Video Transcription:
I know this book isn’t fiction. But just because Wiesel’s story is an autobiography doesn’t mean there aren’t symbols. Don’t worry, though. The most important symbol in this story appears right in the book’s title: Night.
Do you think it’s a coincidence that night falls in Chapter 1 just as the Jews are about to discover their fate—that the Nazis are shipping them out of the ghetto to who-knows-where?
Darkness makes anyone feel afraid. But in this book, night doesn’t just symbolize fear. Wiesel mentions the presence of night whenever the suffering is at its most extreme.

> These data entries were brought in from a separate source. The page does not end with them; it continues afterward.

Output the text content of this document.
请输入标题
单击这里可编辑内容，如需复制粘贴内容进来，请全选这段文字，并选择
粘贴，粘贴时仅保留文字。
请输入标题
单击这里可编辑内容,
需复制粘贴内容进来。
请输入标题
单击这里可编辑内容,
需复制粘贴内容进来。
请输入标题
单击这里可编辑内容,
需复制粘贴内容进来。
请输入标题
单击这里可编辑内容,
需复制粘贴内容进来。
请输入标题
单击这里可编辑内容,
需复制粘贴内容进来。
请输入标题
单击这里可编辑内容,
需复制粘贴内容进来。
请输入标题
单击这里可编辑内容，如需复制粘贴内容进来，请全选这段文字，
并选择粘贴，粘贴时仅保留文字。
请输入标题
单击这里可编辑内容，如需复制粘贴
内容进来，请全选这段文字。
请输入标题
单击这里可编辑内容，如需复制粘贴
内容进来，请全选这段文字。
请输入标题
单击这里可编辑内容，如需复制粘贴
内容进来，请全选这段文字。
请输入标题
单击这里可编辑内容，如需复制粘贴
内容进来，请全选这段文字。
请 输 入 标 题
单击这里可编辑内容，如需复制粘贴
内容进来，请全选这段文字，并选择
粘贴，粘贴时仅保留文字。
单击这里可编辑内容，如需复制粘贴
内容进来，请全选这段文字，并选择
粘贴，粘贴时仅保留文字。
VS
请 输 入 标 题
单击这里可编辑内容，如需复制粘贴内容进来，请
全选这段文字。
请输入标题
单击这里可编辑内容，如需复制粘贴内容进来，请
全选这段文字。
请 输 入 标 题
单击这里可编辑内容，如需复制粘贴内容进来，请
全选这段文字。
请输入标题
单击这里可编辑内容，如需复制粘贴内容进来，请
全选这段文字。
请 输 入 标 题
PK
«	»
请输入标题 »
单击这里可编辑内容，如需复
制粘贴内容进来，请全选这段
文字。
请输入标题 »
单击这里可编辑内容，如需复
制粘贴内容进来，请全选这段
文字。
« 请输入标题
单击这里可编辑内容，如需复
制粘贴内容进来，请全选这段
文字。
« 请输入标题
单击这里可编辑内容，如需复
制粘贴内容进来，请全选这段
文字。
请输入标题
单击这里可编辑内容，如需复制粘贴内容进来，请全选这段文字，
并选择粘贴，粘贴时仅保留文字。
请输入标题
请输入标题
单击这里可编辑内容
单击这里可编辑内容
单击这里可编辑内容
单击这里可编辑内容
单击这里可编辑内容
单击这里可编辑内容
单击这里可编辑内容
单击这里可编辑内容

So night symbolizes suffering, but it also symbolizes a world without God.
OK, that may sound like a bit of a leap, but keep in mind that this is a story built on a foundation of faith. And in the Bible, God’s first act in the story of creation is to create light—and to divide the light from the darkness. In other words, God gets rid of the darkness and makes His presence known.
That’s why, in this story, night, or darkness, represents the absence of God. It’s not just suffering that Eliezer experiences when he and the other prisoners begin their horrible run to Buna. (That’s at the beginning of Chapter 6, when the night is “pitch-black.”) It’s also a feeling that night has fallen because God has deserted them and they are utterly alone.